Having the idea for the next commercially successful product is just the first step in the development cycle. A random doodle, a great sketch on a napkin, or a 3D model rendering can undoubtedly get the juices flowing. But you have to come up with a better plan to get the idea from excitement to the market.
A powerful tool that helps companies turn ideas into realistic proofs of concept, rapid prototyping provides an opportunity for product designers and engineers to develop high-fidelity prototypes of their products to simplify the manufacturing process further.
The rapid prototype models should work and look like the final product, and help the developers guide the product through a series of validation stages toward mass production.
Product developers have been creating hardware prototypes for several decades now. But the methods, tools, and materials used to develop those models have evolved greatly.
With modern rapid prototyping tools like 3D printers, development teams nowadays can create prototypes straight from CAD data.
They can instantly execute numerous rounds of design and functionality revisions based on real-world testing and receive the much-needed feedback at a considerably lower cost than ever before.
In this short article, we’ll lay out some of the insights we collected from prototyping experts to help you optimize your rapid prototyping workflow to be as cost and time-efficient as possible.
Pick The Right 3D Technique And Materials For Your Project
To pick the right prototyping equipment and materials, a process that is tightly connected to the cost of the whole project, first you need to know what you need from your prototype. Are you going to develop a prototype model for visual demonstration only or test the mechanical attributes of your product design too?
Figuring this part out will help you choose the right technology for your prototype and the right materials. If you need to manufacture a basic concept model, end-product finish and details may not matter in the prototype.
That way, you can cut significant costs on both production methods and materials. Lookalike prototypes require manufacturing technologies and materials intended for fine details and high-quality surface finishes.

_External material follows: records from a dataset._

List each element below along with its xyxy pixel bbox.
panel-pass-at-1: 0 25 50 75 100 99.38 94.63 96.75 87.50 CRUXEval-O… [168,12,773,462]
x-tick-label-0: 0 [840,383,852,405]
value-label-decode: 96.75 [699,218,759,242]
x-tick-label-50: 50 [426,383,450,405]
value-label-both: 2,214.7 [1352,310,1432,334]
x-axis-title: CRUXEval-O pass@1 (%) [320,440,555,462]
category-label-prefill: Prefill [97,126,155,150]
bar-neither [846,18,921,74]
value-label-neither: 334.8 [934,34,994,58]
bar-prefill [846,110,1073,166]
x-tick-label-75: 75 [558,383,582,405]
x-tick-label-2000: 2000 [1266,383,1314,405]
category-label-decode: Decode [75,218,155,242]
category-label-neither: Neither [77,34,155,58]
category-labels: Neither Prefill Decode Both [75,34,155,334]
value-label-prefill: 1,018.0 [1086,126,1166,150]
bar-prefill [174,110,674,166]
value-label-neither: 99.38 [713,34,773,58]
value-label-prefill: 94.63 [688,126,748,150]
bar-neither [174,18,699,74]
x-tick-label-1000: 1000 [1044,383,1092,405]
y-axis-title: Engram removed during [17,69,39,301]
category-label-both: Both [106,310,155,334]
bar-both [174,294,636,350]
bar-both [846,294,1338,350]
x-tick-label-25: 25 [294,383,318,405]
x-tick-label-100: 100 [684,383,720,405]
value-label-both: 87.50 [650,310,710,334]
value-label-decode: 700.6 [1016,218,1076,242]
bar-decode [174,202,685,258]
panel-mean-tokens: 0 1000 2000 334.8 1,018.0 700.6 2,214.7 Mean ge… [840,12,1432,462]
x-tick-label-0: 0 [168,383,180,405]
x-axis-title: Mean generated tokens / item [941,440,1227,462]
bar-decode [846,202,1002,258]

Fully functional prototypes might need to withstand mechanical stress and have specific properties like optical transparency, which can be achieved through the stereolithography 3D printing method.
Assemble More Parts From Multiple Prints For Your Rapid Prototype
Printing larger parts and prototypes can be a lengthy and expensive process, as you will need to outsource a large industrial printer for the prototype.
Splitting a model into smaller printable parts is an excellent solution for creating objects bigger than what fits the given 3D printer’s build volume.
Talk to designers to add features to the design that will allow the print to align together, or split the parts with straight cuts and align them together during the fastening process.
If you are wondering what type of bonding method should you use for the rapid prototype. Make sure that your primary consideration is the strength of the bonded joints, as everything goes down to the ultimate use of the parts.
If you are developing a prototype that is not meant for practical use and shouldn’t sustain impact, you can use chemical fastening to bond the pieces together.
In case you are developing a more upscale model that needs a robust mechanical connection or want to attach and detach components repeatedly, screw some threads on the parts and bond them with mechanical fastening.
Reduce Or Eliminate Support Structures If You Don’t Need Them
Poorly designed prototypes can result in excessive support structures that lead to the use of more material, increase printing time of the prototype model, and require way more post-processing time.
Depending on the design, a model can be often printed with limited or without any support structures. The majority of print preparation software tools will enable the designer to experiment with different setups and see how they affect the overall print time and material usage before printing the prototype.
Consider what type of printer you will use to develop the initial prototype, as fused filament fabrication printers frequently require excessive support structures for designs with complex shapes, overhangs, and angles.
On the other hand, selective laser sintering 3D printers don’t need support structures because the powder acts as a backer for the parts when printing.
Also Read: Product Design Tool: To Work With It or Not?
Optimize The Design Of The Prototype
As 3D printers offer a great deal of design freedom, consider optimizing part geometries to ensure a high-quality prototype model and efficient printing.
The most frequent optimizations involve: eradicating or supporting steep overhangs and angled walls, maintaining wall thickness at or over minimum specifications, adding drain holes for hollow designs, and using lattice structures to accomplish the ideal balance between material usage, part strength, and print speed.
Right after the printing itself, post-processing is the second most time-consuming aspect of prototyping with 3D printing technology.
Some printing techniques require less work than others, but in general, all 3D printed prototypes demand a certain level of post-processing.
Even though in the case of printing prototypes manual post-processing is generally sufficient. If you frequently use 3D printing services for developing prototypes and later manufacturing applications that require high volumes, automated post-processing solutions offer real value in terms of reducing labour time and labour costs of the finished product.
The three most frequently used post-processing tools include automated surface finishing, automated support removal, and automated dyeing of printed parts and prototypes.
Many famous industries heavily rely on rapid prototyping through 3D printing before committing to a mass-production of a specific part or end-product.
Rapidly developed prototypes can undoubtedly save precious time, and hefty amounts of money and help design and product development teams understand the product better.
Get your next big product idea onto a CAD file, create a rapid prototype model, and begin the development cycle of your next big hit.